Vielfältige Beiträge gab es auch zu den Themen kritische Wissenschaft und Wissenschaftskritik. Deutlich wurde, dass es stark vom Fachgebiet abhängt, inwieweit Gender- und Diversityperspektiven bereits in der Lehre verankert sind und es wurden konkrete Good Practice Beispiele genannt. In der Informatik gibt es z.B. eine kritische Auseinandersetzung mit den teils diskriminierenden Metaphern in der Fachsprache und digitale Tools finden Anwendung bei der Analyse und Sichtbarmachung von Diskriminierungen. In der Museumskunde werden hegemoniale Vorstellungen von Neutralität und Objektivität der Wissenschaft hinterfragt, in der Lehre werden eigene Positionierungen reflektiert und ausgehend davon über die gesellschaftliche Verantwortung in Forschung und Praxis nachgedacht. Auch in der Design-Lehre findet eine kritische Analyse von Machtverhältnissen statt und Lehrende vermitteln vielfältige, nicht-hegemoniale Ansätze der Designtheorie und -praxis. Außerhalb der Fachlehre bieten AWE eine gute Möglichkeit, um sich mit Geschlechter- und Machtverhältnissen in der Berufswelt und mit deren gesellschaftlichen Ursachen auseinanderzusetzen.

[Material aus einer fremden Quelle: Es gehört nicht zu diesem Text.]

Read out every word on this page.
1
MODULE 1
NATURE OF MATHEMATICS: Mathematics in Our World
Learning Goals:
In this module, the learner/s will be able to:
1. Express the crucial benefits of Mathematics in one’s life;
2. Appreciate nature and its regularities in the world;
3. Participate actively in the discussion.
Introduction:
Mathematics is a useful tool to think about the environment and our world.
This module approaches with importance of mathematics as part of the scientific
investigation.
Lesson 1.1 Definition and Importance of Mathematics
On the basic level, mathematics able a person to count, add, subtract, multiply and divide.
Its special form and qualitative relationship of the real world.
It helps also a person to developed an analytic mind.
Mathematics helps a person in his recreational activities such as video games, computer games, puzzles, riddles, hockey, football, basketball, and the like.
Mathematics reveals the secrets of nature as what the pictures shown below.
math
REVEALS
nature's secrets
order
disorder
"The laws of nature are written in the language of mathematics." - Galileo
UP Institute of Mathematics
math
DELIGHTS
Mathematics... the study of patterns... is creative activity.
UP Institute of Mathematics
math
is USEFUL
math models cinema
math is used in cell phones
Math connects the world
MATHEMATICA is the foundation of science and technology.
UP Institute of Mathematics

Nicht zuletzt kamen die Podiumsgäste immer wieder auf Ansatzpunkte für inklusive Lehr-Lern-Räume zu sprechen. Betont wurde die Wichtigkeit, Perspektivenvielfalt in der Lehre aktiv durch Methoden der Selbstreflektion und durch eine Sensibilisierung für Machtverhältnisse zu fördern. Angeregt wurden außerdem verpflichtende Anforderungen an Neuberufene wie z.B. Konzepte für eine gender- und diversitygerechte Lehre. Einigkeit bestand darin, dass das Ziel nicht das Einebnen von Unterschieden sei, sondern es darum gehen müsse, Vielfalt auf eine konstruktive und wertschätzende Art und Weise an der Hochschule zu fördern - im Sinne vielfältiger und bereichernder Perspektiven und eines diskriminierungsfreien Miteinanders.